さっそく、あの名古屋の探偵の相談担当員から電話がかかってきたのです。
営業電話ではなく、あなたのことが気になって、心配だったから、と前置きをして。探偵にはピッタリの世話焼きさんだった。

それから、両親に相談したかどうか、と。
そんな探偵が絡んだこと、両親に相談できるわけもない。
まだ確定したわけでもないのに。

昨日は旦那さまが帰ってきたので、実家に電話できなかったとうそをついた。
すると、今度は、旦那さまの様子がどうだったのか、しつこく聞いてくるのだった。
もう、うっとおしいったら。

わたしは、インターホンが鳴っていないのに、お客様がきたから、と、あわてたふりをして、電話を切らせてもらった。
わたしは、悪いことをしたわけでもないのに、なぜかドキドキしていた。
なんとなく、追い詰められているような気分。

昨日は、別の名古屋の探偵のところにも聞いてみて、価格の違いを知りたいと思っていたのに、その電話のせいで、他のところに電話する勇気がもてなかった。

そして、翌日。
また同じ時間にあの相談担当者から電話がかかってきたのでした。
わたしは一晩悩んで、断り方を考えていたのだ。
同じように両親に相談したかどうか聞かれたので、昨夜、相談してみたけれど、逆に怒られてしまった、ということにした。
探偵を雇おうかと思っている、と話したところ、旦那さまの稼いだお金で何を考えている、と言われたので、そのためのお金を貸して欲しいなんて頼むことはできなかった、と。

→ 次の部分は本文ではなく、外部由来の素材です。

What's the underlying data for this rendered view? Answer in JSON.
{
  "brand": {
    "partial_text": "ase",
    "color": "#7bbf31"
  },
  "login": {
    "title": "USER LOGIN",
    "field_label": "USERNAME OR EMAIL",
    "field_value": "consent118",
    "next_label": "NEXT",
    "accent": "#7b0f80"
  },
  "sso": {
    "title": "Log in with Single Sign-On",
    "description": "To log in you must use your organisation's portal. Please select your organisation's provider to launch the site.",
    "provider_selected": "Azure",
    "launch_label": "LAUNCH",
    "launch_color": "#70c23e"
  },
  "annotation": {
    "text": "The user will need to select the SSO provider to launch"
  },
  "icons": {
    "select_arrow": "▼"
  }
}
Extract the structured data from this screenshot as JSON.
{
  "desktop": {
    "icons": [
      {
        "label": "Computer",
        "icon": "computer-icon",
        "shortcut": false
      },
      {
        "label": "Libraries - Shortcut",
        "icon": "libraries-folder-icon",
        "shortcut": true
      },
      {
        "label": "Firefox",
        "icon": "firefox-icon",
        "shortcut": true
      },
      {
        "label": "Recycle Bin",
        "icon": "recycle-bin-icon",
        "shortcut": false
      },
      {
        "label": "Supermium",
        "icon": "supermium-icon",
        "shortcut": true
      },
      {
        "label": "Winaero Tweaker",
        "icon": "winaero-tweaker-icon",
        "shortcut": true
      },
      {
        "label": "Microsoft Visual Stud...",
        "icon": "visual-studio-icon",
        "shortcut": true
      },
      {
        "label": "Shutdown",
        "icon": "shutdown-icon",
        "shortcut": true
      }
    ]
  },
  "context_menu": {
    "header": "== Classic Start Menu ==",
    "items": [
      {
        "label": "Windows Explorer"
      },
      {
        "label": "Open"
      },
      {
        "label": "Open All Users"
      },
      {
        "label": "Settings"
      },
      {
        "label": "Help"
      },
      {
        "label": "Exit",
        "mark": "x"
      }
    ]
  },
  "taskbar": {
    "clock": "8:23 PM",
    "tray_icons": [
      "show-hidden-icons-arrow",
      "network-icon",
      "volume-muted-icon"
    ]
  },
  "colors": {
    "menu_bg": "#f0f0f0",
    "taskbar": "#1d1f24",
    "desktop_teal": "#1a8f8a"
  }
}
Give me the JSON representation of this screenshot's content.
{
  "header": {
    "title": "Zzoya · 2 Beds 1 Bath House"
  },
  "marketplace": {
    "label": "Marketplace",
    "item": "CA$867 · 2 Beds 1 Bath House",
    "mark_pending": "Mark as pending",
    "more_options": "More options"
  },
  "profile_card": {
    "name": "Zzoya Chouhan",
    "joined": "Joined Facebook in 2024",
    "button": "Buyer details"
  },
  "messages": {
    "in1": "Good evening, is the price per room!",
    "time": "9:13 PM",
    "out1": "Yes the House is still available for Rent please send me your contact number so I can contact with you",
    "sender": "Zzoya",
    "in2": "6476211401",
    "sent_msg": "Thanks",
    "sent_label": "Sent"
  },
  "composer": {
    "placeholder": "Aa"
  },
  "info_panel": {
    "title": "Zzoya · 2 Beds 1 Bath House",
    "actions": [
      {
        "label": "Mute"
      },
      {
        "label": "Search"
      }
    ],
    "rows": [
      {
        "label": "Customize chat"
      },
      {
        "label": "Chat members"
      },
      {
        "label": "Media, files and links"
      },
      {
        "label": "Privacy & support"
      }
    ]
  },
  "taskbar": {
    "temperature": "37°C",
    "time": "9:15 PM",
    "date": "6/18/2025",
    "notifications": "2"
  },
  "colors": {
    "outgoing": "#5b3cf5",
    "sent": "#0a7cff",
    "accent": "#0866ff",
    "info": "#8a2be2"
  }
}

すると、この名古屋の相談員さん、だったら内緒で調査した方がよい、と。
どこまでねばるんだ?昨日のことがあるので、覚悟はしていたけれど、お会いしたときにもお話したけれど、その金額を支払うことが出来ない、というと、
今度は、1日だけでも調べたらどうか?と。

自分で、1日で結果はでない可能性がある、なんて言ったことは忘れてしまったのだろうか。
それからも、あれやこれやと調査をすすめるようなことばかり。
両親にも相談して、現状を知られてしまったし、もうわたしの判断ではお願いできません、ときっぱりお断りをし、ようやく電話を切ることができた。

そのあとすぐ、この相談担当員さんの番号を着信拒否したことは言うまでもない。 名古屋の探偵だからといって、こういった所ばかりではないと思うのだが、初めての所がそういうところだった為に、先が思いやられた。